I think most people are simply oblivious to the enormous dangers the world economy faces.
Oh, I think we will all get through Christmas and New Years without a meltdown, but all bets are off in 2012.
A new acquaintance of mine told me last Friday, “Isn’t the economy getting better?” I just looked at her and shook my head in the negative. Then she said, “I guess if it was getting bad, the media wouldn’t tell us the truth.” I shook my head in the affirmative. My new friend is 75 years old and gets a Social Security check every month. She’s pretty sharp, but I don’t blame her for being misinformed. She gets her news the old fashioned way—from the mainstream media (MSM).
The article said, “The economic signs are encouraging, but we’re a long way from a comeback.” It covered recent upticks in auto and home sales. It also said the unemployment rate recently fell to “8.6%.”

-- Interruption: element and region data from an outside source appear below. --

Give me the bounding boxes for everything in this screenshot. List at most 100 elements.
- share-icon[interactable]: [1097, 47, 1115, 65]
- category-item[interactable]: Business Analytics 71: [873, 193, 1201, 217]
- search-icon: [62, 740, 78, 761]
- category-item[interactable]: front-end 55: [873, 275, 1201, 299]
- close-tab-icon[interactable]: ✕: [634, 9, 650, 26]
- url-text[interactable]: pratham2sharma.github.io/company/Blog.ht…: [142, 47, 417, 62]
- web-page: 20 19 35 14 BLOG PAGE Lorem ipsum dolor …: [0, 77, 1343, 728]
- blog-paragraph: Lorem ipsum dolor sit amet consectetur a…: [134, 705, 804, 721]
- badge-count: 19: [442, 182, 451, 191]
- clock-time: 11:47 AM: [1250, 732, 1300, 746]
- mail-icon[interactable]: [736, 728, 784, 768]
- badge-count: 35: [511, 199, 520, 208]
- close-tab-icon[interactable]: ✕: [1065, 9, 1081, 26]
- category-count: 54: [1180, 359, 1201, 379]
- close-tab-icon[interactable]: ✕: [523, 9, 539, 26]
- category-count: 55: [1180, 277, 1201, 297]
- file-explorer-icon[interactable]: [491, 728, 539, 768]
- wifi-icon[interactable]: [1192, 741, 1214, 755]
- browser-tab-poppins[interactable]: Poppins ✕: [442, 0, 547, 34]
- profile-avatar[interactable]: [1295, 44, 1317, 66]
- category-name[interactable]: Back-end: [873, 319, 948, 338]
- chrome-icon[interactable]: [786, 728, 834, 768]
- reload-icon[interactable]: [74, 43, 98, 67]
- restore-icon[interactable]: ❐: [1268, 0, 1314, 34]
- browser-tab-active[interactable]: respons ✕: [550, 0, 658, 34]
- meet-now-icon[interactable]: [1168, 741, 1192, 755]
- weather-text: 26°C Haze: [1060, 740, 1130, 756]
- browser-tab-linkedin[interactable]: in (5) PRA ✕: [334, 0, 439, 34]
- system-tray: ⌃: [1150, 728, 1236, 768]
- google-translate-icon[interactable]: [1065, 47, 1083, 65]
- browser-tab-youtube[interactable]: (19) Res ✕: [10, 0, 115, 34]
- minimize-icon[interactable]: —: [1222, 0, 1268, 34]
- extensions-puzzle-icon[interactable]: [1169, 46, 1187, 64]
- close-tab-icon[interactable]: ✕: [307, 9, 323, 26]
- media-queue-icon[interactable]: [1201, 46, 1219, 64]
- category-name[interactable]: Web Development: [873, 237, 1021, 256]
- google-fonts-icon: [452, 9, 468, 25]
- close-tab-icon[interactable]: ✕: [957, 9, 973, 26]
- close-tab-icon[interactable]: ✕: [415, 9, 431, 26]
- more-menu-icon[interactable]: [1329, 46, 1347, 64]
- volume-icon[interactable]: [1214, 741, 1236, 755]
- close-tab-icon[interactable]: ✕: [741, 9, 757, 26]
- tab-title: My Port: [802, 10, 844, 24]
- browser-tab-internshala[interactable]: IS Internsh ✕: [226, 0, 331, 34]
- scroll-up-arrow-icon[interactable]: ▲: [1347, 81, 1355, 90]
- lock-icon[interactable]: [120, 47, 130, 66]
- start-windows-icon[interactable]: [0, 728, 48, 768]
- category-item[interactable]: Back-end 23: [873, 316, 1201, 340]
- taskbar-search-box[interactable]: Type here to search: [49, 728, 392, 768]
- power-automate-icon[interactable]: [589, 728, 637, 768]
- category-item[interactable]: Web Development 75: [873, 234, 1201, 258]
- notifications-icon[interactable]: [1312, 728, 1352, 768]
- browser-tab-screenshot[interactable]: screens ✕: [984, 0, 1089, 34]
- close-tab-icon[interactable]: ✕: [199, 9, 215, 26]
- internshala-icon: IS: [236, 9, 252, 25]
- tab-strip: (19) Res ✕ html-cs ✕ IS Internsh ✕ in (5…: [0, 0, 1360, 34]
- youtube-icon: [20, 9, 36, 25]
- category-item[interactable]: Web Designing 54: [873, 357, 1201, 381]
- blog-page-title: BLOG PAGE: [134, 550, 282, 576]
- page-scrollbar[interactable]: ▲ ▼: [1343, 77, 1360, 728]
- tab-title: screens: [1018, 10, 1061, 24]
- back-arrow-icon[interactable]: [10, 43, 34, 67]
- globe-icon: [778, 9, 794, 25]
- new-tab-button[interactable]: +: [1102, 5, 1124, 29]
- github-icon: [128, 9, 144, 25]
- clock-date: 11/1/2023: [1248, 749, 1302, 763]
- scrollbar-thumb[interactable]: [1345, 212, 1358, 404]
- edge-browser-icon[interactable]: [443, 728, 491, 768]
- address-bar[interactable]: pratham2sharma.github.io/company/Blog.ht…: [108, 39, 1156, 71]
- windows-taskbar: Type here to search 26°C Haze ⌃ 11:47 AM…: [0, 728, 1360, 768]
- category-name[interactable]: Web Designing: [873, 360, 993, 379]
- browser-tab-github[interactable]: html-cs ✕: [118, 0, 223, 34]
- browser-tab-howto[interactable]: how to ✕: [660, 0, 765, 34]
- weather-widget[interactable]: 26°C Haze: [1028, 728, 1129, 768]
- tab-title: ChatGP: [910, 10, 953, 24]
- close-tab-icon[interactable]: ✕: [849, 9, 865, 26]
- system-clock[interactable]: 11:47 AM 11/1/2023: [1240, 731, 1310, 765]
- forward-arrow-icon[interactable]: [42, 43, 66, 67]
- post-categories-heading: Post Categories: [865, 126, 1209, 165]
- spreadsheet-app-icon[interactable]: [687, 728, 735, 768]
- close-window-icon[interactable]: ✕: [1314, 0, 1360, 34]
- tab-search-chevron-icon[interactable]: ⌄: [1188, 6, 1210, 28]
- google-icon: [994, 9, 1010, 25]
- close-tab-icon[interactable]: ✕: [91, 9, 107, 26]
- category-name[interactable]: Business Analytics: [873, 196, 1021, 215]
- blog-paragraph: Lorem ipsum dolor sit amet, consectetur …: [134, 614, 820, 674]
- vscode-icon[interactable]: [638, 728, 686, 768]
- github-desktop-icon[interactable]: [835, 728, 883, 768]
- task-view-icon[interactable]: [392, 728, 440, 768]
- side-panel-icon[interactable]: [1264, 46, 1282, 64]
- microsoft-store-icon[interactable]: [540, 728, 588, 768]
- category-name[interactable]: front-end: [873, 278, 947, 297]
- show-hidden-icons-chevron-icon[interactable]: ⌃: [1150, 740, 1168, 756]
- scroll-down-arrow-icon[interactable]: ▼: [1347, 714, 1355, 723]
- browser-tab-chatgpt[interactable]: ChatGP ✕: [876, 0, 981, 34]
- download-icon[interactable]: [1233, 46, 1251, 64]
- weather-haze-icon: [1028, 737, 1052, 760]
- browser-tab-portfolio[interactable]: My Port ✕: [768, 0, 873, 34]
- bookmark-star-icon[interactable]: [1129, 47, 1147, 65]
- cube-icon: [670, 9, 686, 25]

The USA TODAY story went on to say, “Although the decline was partly due to a 315,000 drop in the labor force as discouraged job seekers simply gave up, employment is up an average 321,000 a month since August, according to the Labor Department’s household survey. Most encouraging: Much of the hiring appears to be by small businesses, which typically fuel job growth in a recovery.” Wow, the fact that 315,000 people “simply gave up” seemed completely glossed over.
Why did more than 300,000 people give up? Maybe it’s because there are precious few jobs. And what about the 400,000 people every week filing unemployment claims? Never let the facts get in the way of positive spin to please the advertisers. The USA TODAY story closes with a business professor who said, “I have a lot of confidence in the future.” (Click here for the complete USA TODAY story.)
I am happy for him, but for a little balance and more accurate reporting, maybe the newspaper could have also quoted an economist who wasn’t so optimistic? John Williams of Shadowstats.com can provide that balance. In his latest report, Williams calls the recent unemployment numbers “nonsensical hype,” and “. . . help-wanted advertising has been in monthly decline since May of this year.”
The report goes on to say, “November retail sales and industrial production both showed renewed faltering in the U.S. economy, reflecting the impact of the structural impairment of consumer liquidity. Although the headline CPI inflation number was flat for November, underlying detail showed the still spreading impact of high oil prices. Inflationary pressures continue to be from Federal Reserve polices, not from strong economic activity. As the Fed increasingly is pushed to support the banking system, the central bank’s actions should accelerate the pace of U.S. dollar debasement, as well as the pace of rising U.S. inflation and precious metals prices.” (Click here for the Shadowstats.com home page.)
Inflation, by the way, is running at 11% annually. (According to Williams, that would be the true inflation rate if it were calculated the way Bureau of Labor Statistics did it in 1980 or earlier.)